Phishing hides in routine Microsoft 365 workflows
Attackers are abusing Outlook Groups and Microsoft 365 collaboration features to make phishing campaigns appear routine, according to Fortra.
“The technique shifts malicious intent away from a single phishing email into a trusted productivity workflow. A user may see what looks like a normal group addition, internal update, shared resource, or calendar item before being pushed toward an action,” said Daud Jawad, Security Engineer on Fortra’s Intelligence & Threat Management team.
The attack begins when a target is added to or invited into an attacker-controlled Microsoft 365 Group. The group’s name, description, or welcome message is designed to create urgency, often using themes such as payroll updates, contract renewals, supplier requests, or mandatory training notices.
Attackers use Microsoft 365 Groups as an entry point for phishing campaigns (Source: Fortra)
Follow-up content is delivered through the group mailbox, shared files, or calendar invitations, often using one of four CalPhishing techniques. CalPhishing, short for Calendar Phishing, uses Outlook and Microsoft 365 calendar features to deliver phishing lures through meeting invitations and .ics files that can place events directly on a victim’s calendar.
Victims may be prompted to review a document, approve a request, sign in to an account, or download a file. The final action can lead to credential theft, token theft, malware delivery, data exposure, or further social engineering activity.
Fortra said the value of CalPhishing lies in repeated exposure. A user might ignore the initial email, then later notice the calendar event, open the invitation, read the description, click a link, or access a referenced file. Over time, the event can start to look like an unfinished work task, while calendar reminders keep bringing it back into view.
“Shared files create another path,” added Jawad.
“A clean group email can still lead to a document containing a fake support process, QR code, credential-harvesting page, macro lure, or remote-access instruction.
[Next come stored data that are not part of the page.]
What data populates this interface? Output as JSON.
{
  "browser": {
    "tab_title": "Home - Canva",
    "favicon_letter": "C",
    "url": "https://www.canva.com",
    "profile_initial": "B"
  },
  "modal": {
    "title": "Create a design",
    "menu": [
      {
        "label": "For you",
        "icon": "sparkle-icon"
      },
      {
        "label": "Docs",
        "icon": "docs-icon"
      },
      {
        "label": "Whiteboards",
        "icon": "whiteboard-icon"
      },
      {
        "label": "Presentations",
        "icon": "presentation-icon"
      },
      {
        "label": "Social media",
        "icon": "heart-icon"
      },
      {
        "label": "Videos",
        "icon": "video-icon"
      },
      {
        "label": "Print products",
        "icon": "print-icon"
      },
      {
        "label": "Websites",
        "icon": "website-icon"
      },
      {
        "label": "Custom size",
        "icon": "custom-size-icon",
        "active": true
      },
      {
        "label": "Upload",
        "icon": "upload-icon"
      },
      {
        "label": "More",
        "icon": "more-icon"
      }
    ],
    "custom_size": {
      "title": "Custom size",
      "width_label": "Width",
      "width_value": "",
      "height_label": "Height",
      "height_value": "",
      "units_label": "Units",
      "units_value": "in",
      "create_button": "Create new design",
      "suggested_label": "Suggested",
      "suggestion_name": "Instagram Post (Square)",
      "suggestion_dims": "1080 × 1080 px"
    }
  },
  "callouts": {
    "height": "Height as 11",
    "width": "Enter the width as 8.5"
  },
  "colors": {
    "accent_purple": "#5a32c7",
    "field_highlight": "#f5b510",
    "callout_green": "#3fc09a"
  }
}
Because the content is reached through a Microsoft collaboration surface, the user may treat it safer than a direct attachment.”
Fortra warned that these attacks can complicate investigations because the activity is spread between email, Microsoft 365 Groups, shared files, and calendar events.
“Unexpected groups, meetings, and shared files should be treated with the same caution as unexpected emails, especially when the theme is urgent, administrative, or account related,” concluded Jawad.